Ms Benedetti, who is currently working with about 200 young musicians at the Royal Albert Hall, told The Independent: “There should be a substantial amount of complex great music in schools. It’s insane to me that there isn’t.”
She said teachers should be encouraged to take children through symphonies from Beethoven and Sibelius to Dvorak and Mahler and explain the form in detail. “Every single young person in this country should be made – within the context of their school curriculum – to listen to the greatest classical works.”
The 26-year-old musician, who is up for two Classical Brit awards and releases a new album My First Decade next week, said it was ridiculous that classical music was marginalised in schools because of the perception that children do not find it “fun”
“Since when did everything have to be fun? Music can be fun and enjoyable, but it also provides a way to go as deep as you can into our history and our understanding of humanity; of our expression and growth as people,” she said. “It makes me sad, the gross misunderstanding of its potential and power and influences.”
Today is the last of three days of musical workshops by Ms Benedetti at the Albert Hall ahead of her solo concert on the main stage next week. After days of rehearsals, 40 advanced second year Conservatoire undergraduate string players from the Royal College of Music and the Royal Academy of Music will perform Bartok’s Divertimento alongside Ms Benedetti this evening.
About 150 young violinists between grade four and six will also perform the Intermezzo from Cavalleria Rusticana before.
Ms Benedetti said: “The students will learn about how I would work on a piece of music and to what detail I would work. I hope they will leave them inspired and help continue their enthusiasm for music and practice.”

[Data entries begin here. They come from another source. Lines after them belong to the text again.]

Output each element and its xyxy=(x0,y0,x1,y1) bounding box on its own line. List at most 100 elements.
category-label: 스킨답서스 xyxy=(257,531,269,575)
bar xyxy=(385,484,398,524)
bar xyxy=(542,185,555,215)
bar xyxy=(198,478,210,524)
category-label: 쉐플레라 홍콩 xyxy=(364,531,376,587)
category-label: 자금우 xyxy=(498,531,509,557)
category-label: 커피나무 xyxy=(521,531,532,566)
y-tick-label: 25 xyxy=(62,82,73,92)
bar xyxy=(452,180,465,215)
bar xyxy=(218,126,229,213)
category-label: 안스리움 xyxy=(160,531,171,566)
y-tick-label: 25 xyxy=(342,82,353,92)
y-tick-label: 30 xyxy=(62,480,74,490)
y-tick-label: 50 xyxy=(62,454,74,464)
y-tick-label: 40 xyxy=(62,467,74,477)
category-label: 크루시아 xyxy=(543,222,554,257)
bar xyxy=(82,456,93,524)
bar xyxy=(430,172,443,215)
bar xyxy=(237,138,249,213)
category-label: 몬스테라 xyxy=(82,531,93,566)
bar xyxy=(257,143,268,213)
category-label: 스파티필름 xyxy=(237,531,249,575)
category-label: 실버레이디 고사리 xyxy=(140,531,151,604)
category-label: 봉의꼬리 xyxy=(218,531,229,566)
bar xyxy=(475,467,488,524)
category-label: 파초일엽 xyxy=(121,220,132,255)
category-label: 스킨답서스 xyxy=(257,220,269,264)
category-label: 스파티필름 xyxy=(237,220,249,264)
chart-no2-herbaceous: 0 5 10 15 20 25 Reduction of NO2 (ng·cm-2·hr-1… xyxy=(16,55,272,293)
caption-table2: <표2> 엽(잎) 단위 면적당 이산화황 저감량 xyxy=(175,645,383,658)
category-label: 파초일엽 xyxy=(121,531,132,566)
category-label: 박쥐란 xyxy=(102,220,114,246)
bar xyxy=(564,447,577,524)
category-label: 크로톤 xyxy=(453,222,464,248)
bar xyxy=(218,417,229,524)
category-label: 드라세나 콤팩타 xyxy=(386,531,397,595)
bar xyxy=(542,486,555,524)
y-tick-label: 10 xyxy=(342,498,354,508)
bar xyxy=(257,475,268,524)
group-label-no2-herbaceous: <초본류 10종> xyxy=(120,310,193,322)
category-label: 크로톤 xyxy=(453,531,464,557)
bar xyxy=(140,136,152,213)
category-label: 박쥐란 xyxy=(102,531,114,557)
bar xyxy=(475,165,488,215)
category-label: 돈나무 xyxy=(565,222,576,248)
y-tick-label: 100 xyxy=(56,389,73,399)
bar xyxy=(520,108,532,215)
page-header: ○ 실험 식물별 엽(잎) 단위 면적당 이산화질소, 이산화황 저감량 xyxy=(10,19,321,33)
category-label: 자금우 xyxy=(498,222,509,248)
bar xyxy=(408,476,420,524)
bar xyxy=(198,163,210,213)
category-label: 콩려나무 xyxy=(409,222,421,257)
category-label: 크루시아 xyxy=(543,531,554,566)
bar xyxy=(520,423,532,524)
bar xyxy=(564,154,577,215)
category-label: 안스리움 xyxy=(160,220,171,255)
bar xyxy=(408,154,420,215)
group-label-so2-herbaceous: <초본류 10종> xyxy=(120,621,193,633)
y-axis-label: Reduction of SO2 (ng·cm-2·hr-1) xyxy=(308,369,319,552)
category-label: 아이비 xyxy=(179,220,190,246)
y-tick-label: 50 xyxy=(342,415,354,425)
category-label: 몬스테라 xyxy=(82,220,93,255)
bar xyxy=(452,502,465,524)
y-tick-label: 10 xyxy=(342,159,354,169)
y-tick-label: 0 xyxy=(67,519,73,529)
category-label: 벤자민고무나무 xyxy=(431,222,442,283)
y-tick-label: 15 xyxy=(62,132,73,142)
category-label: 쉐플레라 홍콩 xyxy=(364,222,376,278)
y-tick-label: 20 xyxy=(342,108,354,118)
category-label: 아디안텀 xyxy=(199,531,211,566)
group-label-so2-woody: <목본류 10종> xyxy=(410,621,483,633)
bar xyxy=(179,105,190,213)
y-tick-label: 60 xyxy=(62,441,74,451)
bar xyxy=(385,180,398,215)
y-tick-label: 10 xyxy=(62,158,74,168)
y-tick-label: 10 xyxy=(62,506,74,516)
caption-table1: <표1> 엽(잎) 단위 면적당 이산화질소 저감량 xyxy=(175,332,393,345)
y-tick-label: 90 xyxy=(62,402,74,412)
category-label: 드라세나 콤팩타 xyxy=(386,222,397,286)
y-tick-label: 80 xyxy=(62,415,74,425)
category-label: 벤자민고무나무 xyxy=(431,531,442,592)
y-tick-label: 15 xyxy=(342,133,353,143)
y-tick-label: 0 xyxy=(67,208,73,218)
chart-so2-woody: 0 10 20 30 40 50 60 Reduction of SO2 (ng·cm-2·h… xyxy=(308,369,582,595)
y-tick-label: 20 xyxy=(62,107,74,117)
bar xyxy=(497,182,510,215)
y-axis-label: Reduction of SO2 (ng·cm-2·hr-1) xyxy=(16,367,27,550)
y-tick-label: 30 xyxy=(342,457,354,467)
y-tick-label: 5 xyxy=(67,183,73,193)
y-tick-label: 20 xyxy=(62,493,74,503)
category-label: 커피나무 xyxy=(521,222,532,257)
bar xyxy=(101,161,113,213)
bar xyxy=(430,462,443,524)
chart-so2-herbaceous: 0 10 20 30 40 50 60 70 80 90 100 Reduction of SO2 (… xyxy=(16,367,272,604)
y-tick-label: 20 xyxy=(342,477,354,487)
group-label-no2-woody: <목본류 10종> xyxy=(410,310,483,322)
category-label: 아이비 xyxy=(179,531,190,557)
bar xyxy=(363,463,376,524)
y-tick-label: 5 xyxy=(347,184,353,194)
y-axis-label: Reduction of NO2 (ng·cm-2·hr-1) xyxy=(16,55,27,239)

Jasper Hope, chief operating officer at the Albert Hall, said it was an “amazing opportunity” for the students to learn from someone “at the top of their game and “perhaps take a step to following in her footsteps”.
The move is part of the venue’s plan to further promote appreciation and the understanding of the arts among young people. Others to have held similar events include Emeli Sande, Foals and Soweto Kinch.
Ms Benedetti said: “This has been years in the making of me thinking up a dream scenario. I had the opportunity to take that format to people in Scotland and all the organisations got together to support it. It’s been the same at the Royal Albert Hall. This is not a token masterclass.”
Ms Benedetti is a veteran of the Proms, which this year culminated with the first appearance of a woman, Marin Alsop, conducting the Last Night of the Proms in its 118-year history.
Commenting on Ms Alsop’s statement that it was “shocking” there were still firsts for women in 2013, Ms Benedetti said: “It’s not a huge surprise. You take a slice across today’s world and in an enormous percentage of the world, women’s rights are non-existent. If you have a world view on women’s rights, this is the least of our worries. In this country and America you’re doing pretty well.”